Alma Community Care
Stress and Anxiety in Children: When Parents Should Act
Written by Loretta Blevins, Well-Mamas Counseling, APPC 4144
Parents should be aware of the difference between behaviors related to stress and those that anxiety can cause. Stress related behaviors tend to be easier to change and can often help children develop healthy coping skills, with caregiver support.
Moderate anxiety is normal. It can help a child achieve in school or be alert in an emergency. However, caregivers and supportive adults (teacher, school staff, etc…) should be aware of what behaviors require additional interventions from a health provider.
When anxiety causes extreme behaviors, parents should be concerned. These are some of the behaviors to watch carefully, as they can be signs of deeper issues but the presence of these behaviors does not mean that a diagnosis is imminent:
· Recurring, potentially self-harming behaviors related to grooming or sensory stimulation:
hair pulling, skin picking, nail biting, skin biting, nose picking, as well as cheek
biting and joint cracking.
· Continuous unwanted obsessions or worries and the repetitive physical or mental
behaviors called compulsions (ordering or arranging objects; turning each light off,
before being able to leave home) that children may use to relieve their anxiety.
· Children that worry all of the time about being separated from parents or home.

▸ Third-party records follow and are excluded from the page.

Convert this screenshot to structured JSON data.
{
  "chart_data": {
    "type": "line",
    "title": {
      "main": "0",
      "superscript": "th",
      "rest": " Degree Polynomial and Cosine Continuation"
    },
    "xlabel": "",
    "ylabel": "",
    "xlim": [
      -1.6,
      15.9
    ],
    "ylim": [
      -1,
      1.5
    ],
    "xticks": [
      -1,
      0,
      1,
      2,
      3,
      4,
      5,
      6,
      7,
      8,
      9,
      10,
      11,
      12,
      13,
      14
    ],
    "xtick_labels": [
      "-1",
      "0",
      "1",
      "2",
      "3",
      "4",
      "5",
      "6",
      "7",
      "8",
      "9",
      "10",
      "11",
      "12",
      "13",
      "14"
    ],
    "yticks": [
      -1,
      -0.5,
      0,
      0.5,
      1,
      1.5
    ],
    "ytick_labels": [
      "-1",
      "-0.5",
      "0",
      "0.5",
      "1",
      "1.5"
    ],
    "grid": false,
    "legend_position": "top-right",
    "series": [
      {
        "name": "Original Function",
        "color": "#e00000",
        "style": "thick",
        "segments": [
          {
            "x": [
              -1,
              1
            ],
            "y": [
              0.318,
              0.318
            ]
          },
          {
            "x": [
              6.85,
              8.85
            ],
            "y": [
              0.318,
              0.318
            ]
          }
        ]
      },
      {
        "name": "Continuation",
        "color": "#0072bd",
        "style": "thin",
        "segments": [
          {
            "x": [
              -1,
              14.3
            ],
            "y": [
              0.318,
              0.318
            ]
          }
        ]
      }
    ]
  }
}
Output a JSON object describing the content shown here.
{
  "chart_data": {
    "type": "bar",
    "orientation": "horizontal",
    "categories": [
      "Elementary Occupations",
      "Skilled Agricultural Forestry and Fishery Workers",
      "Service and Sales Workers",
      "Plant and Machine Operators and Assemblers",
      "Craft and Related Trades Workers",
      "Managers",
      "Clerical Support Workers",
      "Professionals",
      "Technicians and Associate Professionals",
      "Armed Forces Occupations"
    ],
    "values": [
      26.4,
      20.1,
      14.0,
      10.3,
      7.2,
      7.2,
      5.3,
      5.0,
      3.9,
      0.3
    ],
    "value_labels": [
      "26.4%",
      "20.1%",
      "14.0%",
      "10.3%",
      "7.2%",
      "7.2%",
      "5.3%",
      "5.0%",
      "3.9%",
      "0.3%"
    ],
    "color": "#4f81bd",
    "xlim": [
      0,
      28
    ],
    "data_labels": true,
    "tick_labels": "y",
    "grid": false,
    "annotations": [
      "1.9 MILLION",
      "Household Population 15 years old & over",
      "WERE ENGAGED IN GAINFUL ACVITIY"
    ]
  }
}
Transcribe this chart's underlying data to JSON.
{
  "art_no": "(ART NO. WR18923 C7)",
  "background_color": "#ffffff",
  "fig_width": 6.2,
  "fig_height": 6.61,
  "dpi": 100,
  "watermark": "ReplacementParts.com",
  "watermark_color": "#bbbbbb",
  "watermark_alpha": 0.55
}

· Children that fear social and/or performance situations because they worry about doing
something embarrassing or being negatively judged by others.
Parents can help their children when they notice any of these behaviors, by making sure the child is assessed by a pediatrician or mental health clinician. If you notice several of the above, ask your child’s doctor to perform an in-depth screening of your child’s mental and physical health to rule out a serious concern or determine an early intervention. These behavioral changes due to increased anxious experiences in children are treatable and parents can receive support.